Already completely rebuilt

02 September 2022
Back in March I built a new personal workstation that I realistically expected to last upto a decade, but in reality it barely chalked up four months and part of me wonders whether any major component within it will see out the year. Of all the new bits of hardware that were part of the original build 36% of them by value are already gone, and the two memory SIMMs account for about half of what is left. Having the system out of comission twice already has also been disruptive and I have never had so much trouble with a single system.

System in bits

Yet another RMA'd CPU

It had been barely a month since I had the CPU replaced due to Linux throwing up errors that should not be appearing at all on a brand-new system, and with the replacement installed the system was already giving the same error. When the first CPU was sent back the hardware vendor took one look at the CPU and decided it was seriously faulty, to the point I was surprised it worked at all. They supposedly tested the CPU using Prime95 so first thing I did on getting the replacement was to run the Linux equivilent and everything came up fine, and when I saw the errors on the new CPU I ran the whole suite of “torture tests” overnight but this failed to trigger any errors. Nevertheless I decided to stick to my instincts that Linux only flags up errors like this when they are seriously bad and just send the replacement CPU back.

[Hardware Error]: Deferred error, no action required. [Hardware Error]: CPU:1 (19:21:2) MC9_STATUS[Over|-|MiscV|AddrV|PCC|SyndV|CECC|Deferred|-|Scrub]: 0xdf7bd305c74800fe [Hardware Error]: Error Addr: 0x0000000000000000 [Hardware Error]: IPID: 0x0000000000000000, Syndrome: 0x0000000000000000 [Hardware Error]: L3 Cache Ext. Error Code: 8 [Hardware Error]: cache level: L2, tx: RESV

This time round the vendor put the CPU through a weekend of the sort of testing I could only dream of doing myself and no fault could be found, and concluded the source of the errors was a different component.

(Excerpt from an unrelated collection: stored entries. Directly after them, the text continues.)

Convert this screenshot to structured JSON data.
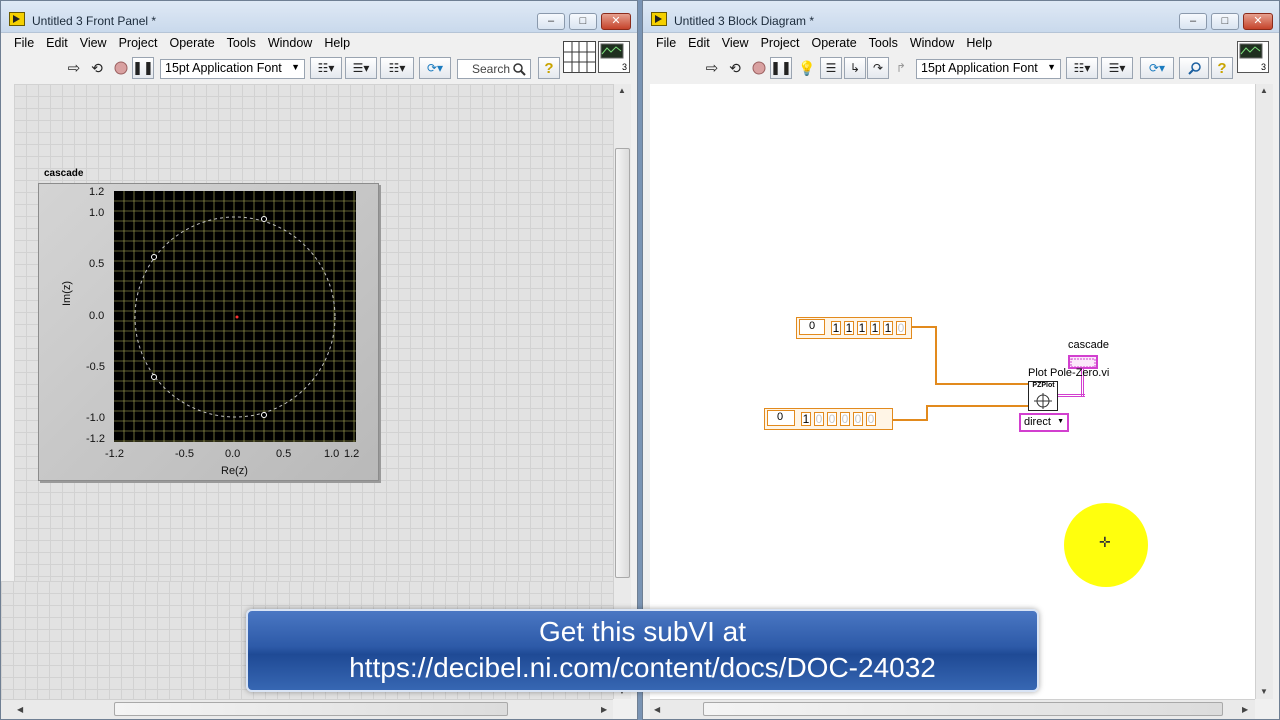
{
  "front_panel": {
    "title": "Untitled 3 Front Panel *",
    "menu": [
      "File",
      "Edit",
      "View",
      "Project",
      "Operate",
      "Tools",
      "Window",
      "Help"
    ],
    "font_selector": "15pt Application Font",
    "search_placeholder": "Search",
    "graph": {
      "label": "cascade",
      "xlabel": "Re(z)",
      "ylabel": "Im(z)",
      "x_ticks": [
        "-1.2",
        "-0.5",
        "0.0",
        "0.5",
        "1.0",
        "1.2"
      ],
      "y_ticks": [
        "1.2",
        "1.0",
        "0.5",
        "0.0",
        "-0.5",
        "-1.0",
        "-1.2"
      ],
      "background_color": "#000000",
      "grid_color": "#c9c96a"
    }
  },
  "block_diagram": {
    "title": "Untitled 3 Block Diagram *",
    "menu": [
      "File",
      "Edit",
      "View",
      "Project",
      "Operate",
      "Tools",
      "Window",
      "Help"
    ],
    "font_selector": "15pt Application Font",
    "top_array": {
      "index": "0",
      "values": [
        "1",
        "1",
        "1",
        "1",
        "1",
        "0"
      ]
    },
    "bottom_array": {
      "index": "0",
      "values": [
        "1",
        "0",
        "0",
        "0",
        "0",
        "0"
      ]
    },
    "subvi_label": "Plot Pole-Zero.vi",
    "subvi_icon_text": "PZPlot",
    "indicator_label": "cascade",
    "enum_value": "direct",
    "wire_color": "#e28a1d",
    "cluster_wire_color": "#d23fcf"
  },
  "banner": {
    "line1": "Get this subVI at",
    "line2": "https://decibel.ni.com/content/docs/DOC-24032"
  }
}
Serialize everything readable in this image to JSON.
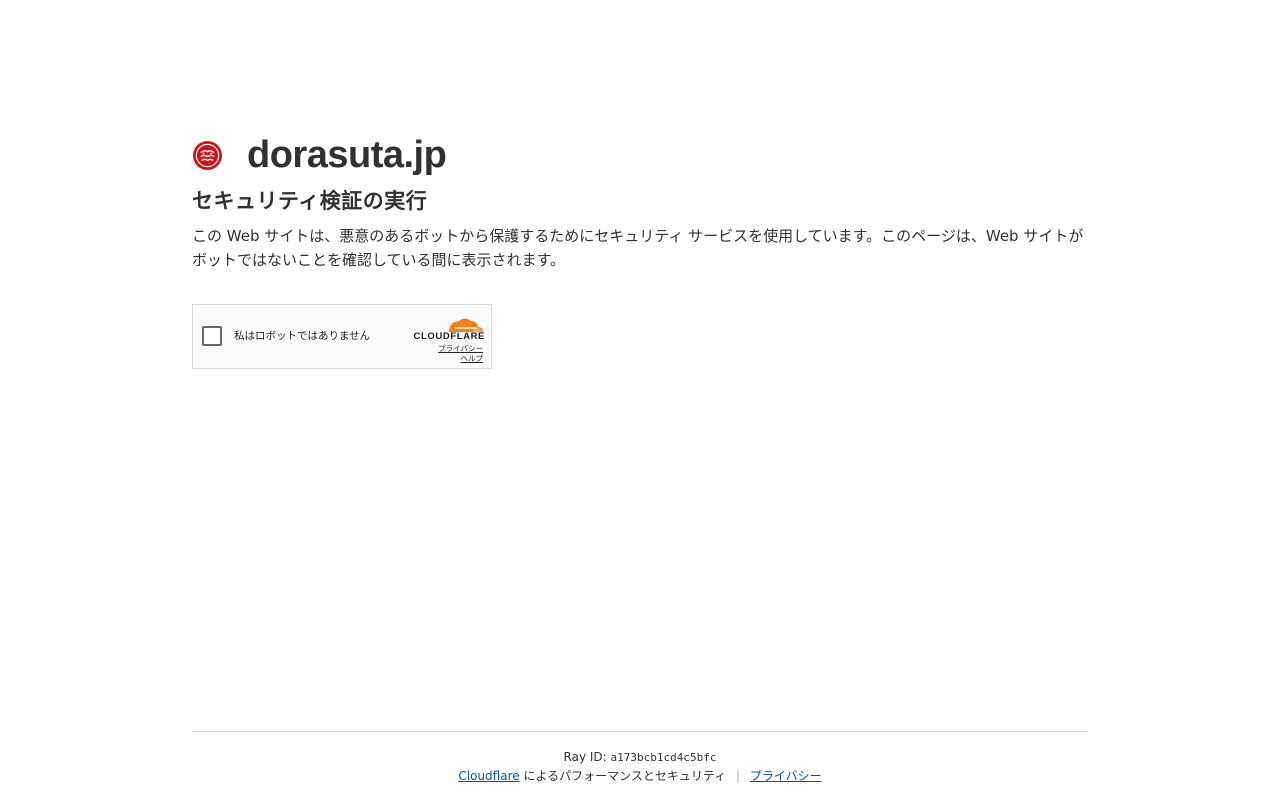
{
  "site": {
    "name": "dorasuta.jp",
    "logo_icon": "dorasuta-logo-icon"
  },
  "headline": "セキュリティ検証の実行",
  "description": "この Web サイトは、悪意のあるボットから保護するためにセキュリティ サービスを使用しています。このページは、Web サイトがボットではないことを確認している間に表示されます。",
  "widget": {
    "checkbox_label": "私はロボットではありません",
    "checked": false,
    "brand": "CLOUDFLARE",
    "privacy_link": "プライバシー",
    "help_link": "ヘルプ"
  },
  "footer": {
    "ray_label": "Ray ID:",
    "ray_id": "a173bcb1cd4c5bfc",
    "cloudflare_link": "Cloudflare",
    "performance_text": "によるパフォーマンスとセキュリティ",
    "separator": "|",
    "privacy_link": "プライバシー"
  },
  "colors": {
    "brand_red": "#d0141c",
    "cloudflare_orange": "#f38020",
    "cloudflare_light_orange": "#fbad41",
    "link_blue": "#0051c3",
    "text": "#313131"
  }
}
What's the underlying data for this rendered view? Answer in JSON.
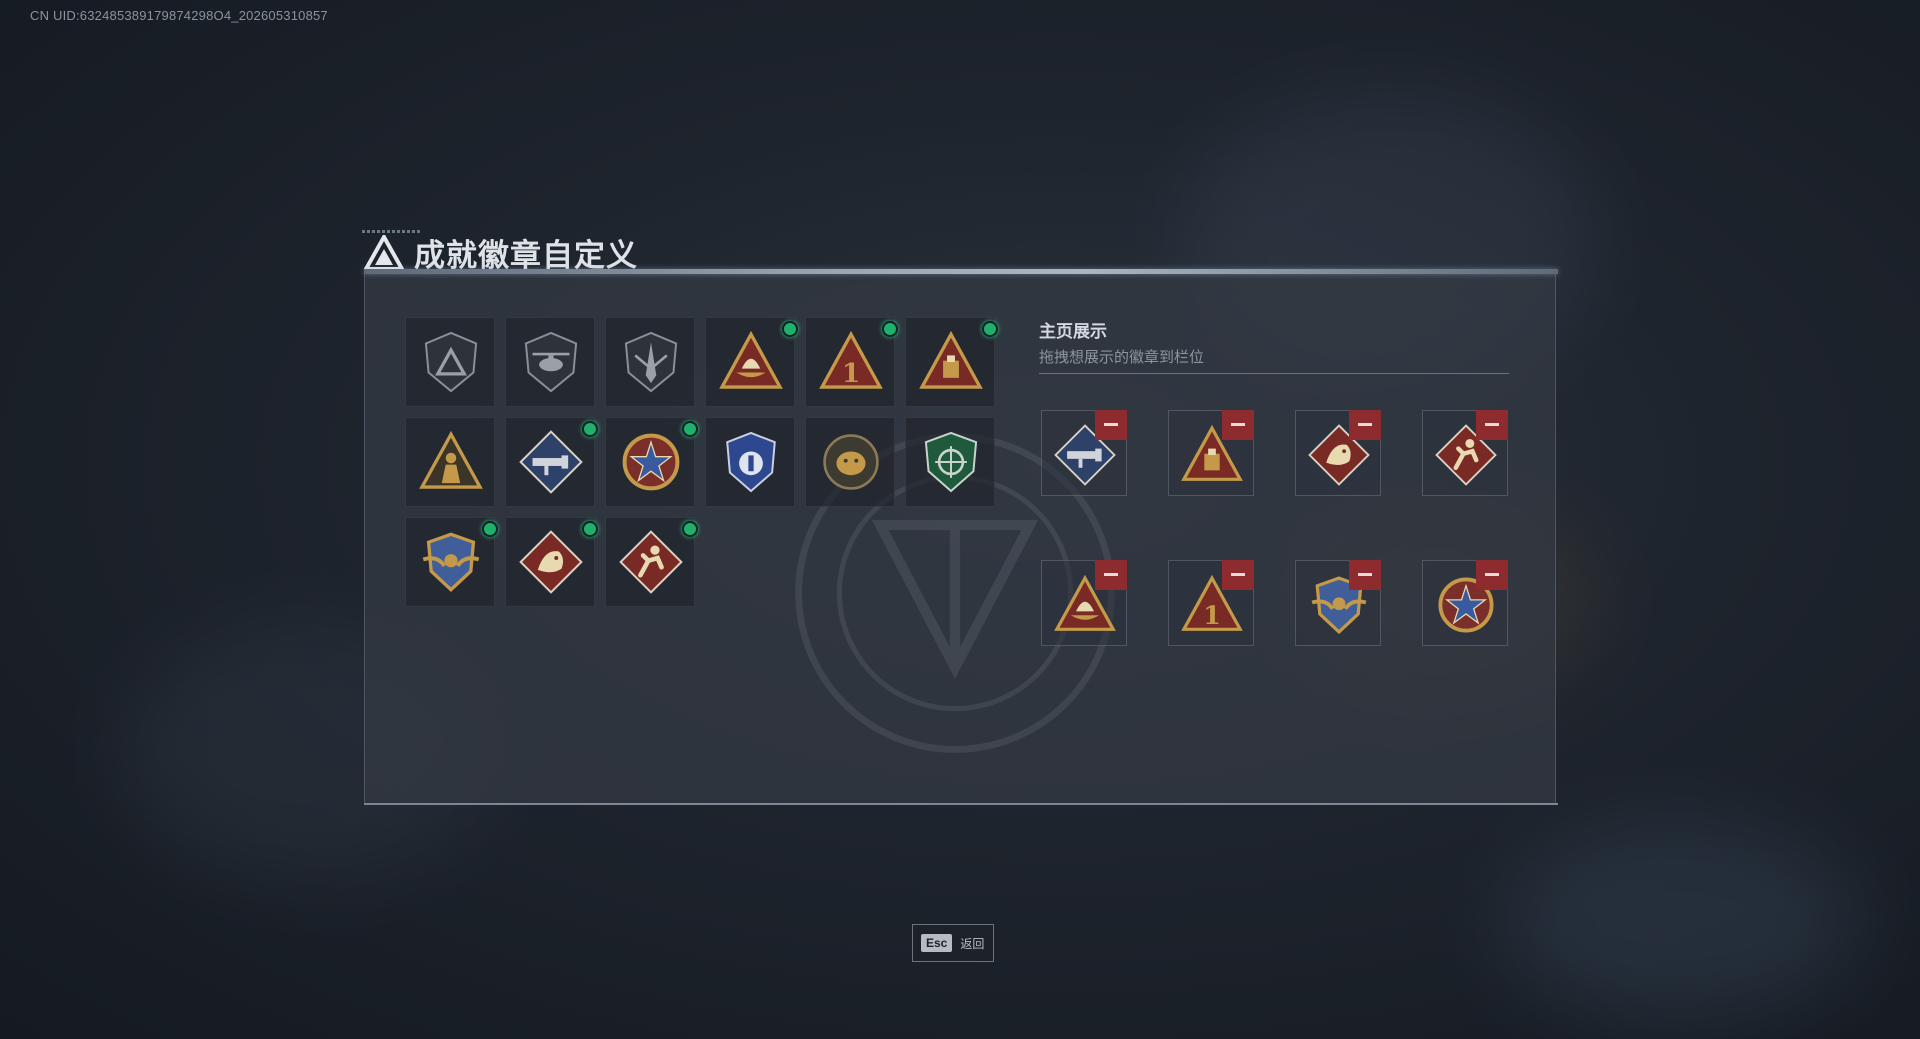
{
  "uid_text": "CN UID:632485389179874298O4_202605310857",
  "dialog": {
    "title": "成就徽章自定义"
  },
  "badge_grid": [
    {
      "icon": "triangle-emblem-badge-icon",
      "new": false
    },
    {
      "icon": "helicopter-badge-icon",
      "new": false
    },
    {
      "icon": "dagger-shield-badge-icon",
      "new": false
    },
    {
      "icon": "boat-triangle-badge-icon",
      "new": true
    },
    {
      "icon": "number-one-triangle-badge-icon",
      "new": true
    },
    {
      "icon": "crate-triangle-badge-icon",
      "new": true
    },
    {
      "icon": "soldier-triangle-badge-icon",
      "new": false
    },
    {
      "icon": "rocket-launcher-diamond-badge-icon",
      "new": true
    },
    {
      "icon": "star-medal-badge-icon",
      "new": true
    },
    {
      "icon": "police-shield-badge-icon",
      "new": false
    },
    {
      "icon": "gorilla-emblem-badge-icon",
      "new": false
    },
    {
      "icon": "green-crosshair-shield-badge-icon",
      "new": false
    },
    {
      "icon": "winged-shield-crest-badge-icon",
      "new": true
    },
    {
      "icon": "dragon-diamond-badge-icon",
      "new": true
    },
    {
      "icon": "runner-diamond-badge-icon",
      "new": true
    }
  ],
  "showcase": {
    "title": "主页展示",
    "subtitle": "拖拽想展示的徽章到栏位",
    "slots": [
      {
        "icon": "rocket-launcher-diamond-badge-icon"
      },
      {
        "icon": "crate-triangle-badge-icon"
      },
      {
        "icon": "dragon-diamond-badge-icon"
      },
      {
        "icon": "runner-diamond-badge-icon"
      },
      {
        "icon": "boat-triangle-badge-icon"
      },
      {
        "icon": "number-one-triangle-badge-icon"
      },
      {
        "icon": "winged-shield-crest-badge-icon"
      },
      {
        "icon": "star-medal-badge-icon"
      }
    ]
  },
  "footer": {
    "esc_key": "Esc",
    "esc_label": "返回"
  },
  "colors": {
    "new_dot": "#1fb06a",
    "remove": "#8e2b2f",
    "gold": "#c49a4a",
    "crimson": "#7a2a25"
  }
}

To be fair the vendor did remark that my situation of having multiple faulty components is a nasty coincidence and that I had returned the replacement CPU in good faith given my earlier experience. At least I now know that this CPU is as close to confirmed good as one can be and they sent it back to me free of charge. Since I had done a Memtest86+ check my suspicions were now the motherboard being the cause of the latest glitches, possibly due to something on the device DMA channels.

A rebuilt system

Because of the way that the Noctua NH-L9a-AM4 is installed with the bolts accessed from the underside of the motherboard, removing the CPU involves almost completely dismantling the system so its replacement is not far off a major rebuild. With two of the three major components being replaced — namely the motherboard and CPU, with the remaining component being the RAM chips — it is now practically an entirely new core system even though a lot of non-core components were recycled and it still uses the Slackware 15.0 software install.

Underside bolts

A clean (mother-)board

I was never really happy with the motherboard due to its lack of PCI-Express slots and having to put the graphics card in a slot other than the one it would ideally go into, and had already ordered a replacement even before I was informed of the CPU test results. Its micro-ATX form factor was chosen when I was still considering using the more compact computer case my previous personal workstation was in, but since I decided to use the tower case instead I regretted choosing the smaller form factor since it was very likley I would want to add in other cards over the system's expected life-time.

The 'old' motherboard

Aside from choosing a new one that was ATX I also looked for one that used passive cooling for the Northbridge rather than having a small fan that would likley get noisy over the years. I don't know where the ‘old’ motherboard's packaging went so I decided to write it off rather than RMA it. One irritaion with the new motherboard is it using LED headers that are incompatible with my case — it would be easy enough to create an adaptor but for now I have decided to leave the LEDs disconnected.

Incompatible connector

Bye-bye SoundBlaster

The original purpose of installing a Sound Blaster Audigy Fx was to avoid a repeat of problems I had with conference calls on my professional workstation but since then I discovered the Audigy Fx used a sound chip from the same range of Realtek chips typically used on motherboards. The ALC889 used on the motherboard in that workstation may have been a cheap component compared to the ALC898 on the Audigy; its integration onto the motherboard might have been the problem; or it could have simply been Creative having drivers of much higher quality. Whatever the cause of the problems with my work system given how much I have already assembled & disassembled this personal workstation I felt it appropriate to give on-board sound a second chance. The new motherboard has an ALC897 which might be very similar to the ALC898 the Audigy Fx uses.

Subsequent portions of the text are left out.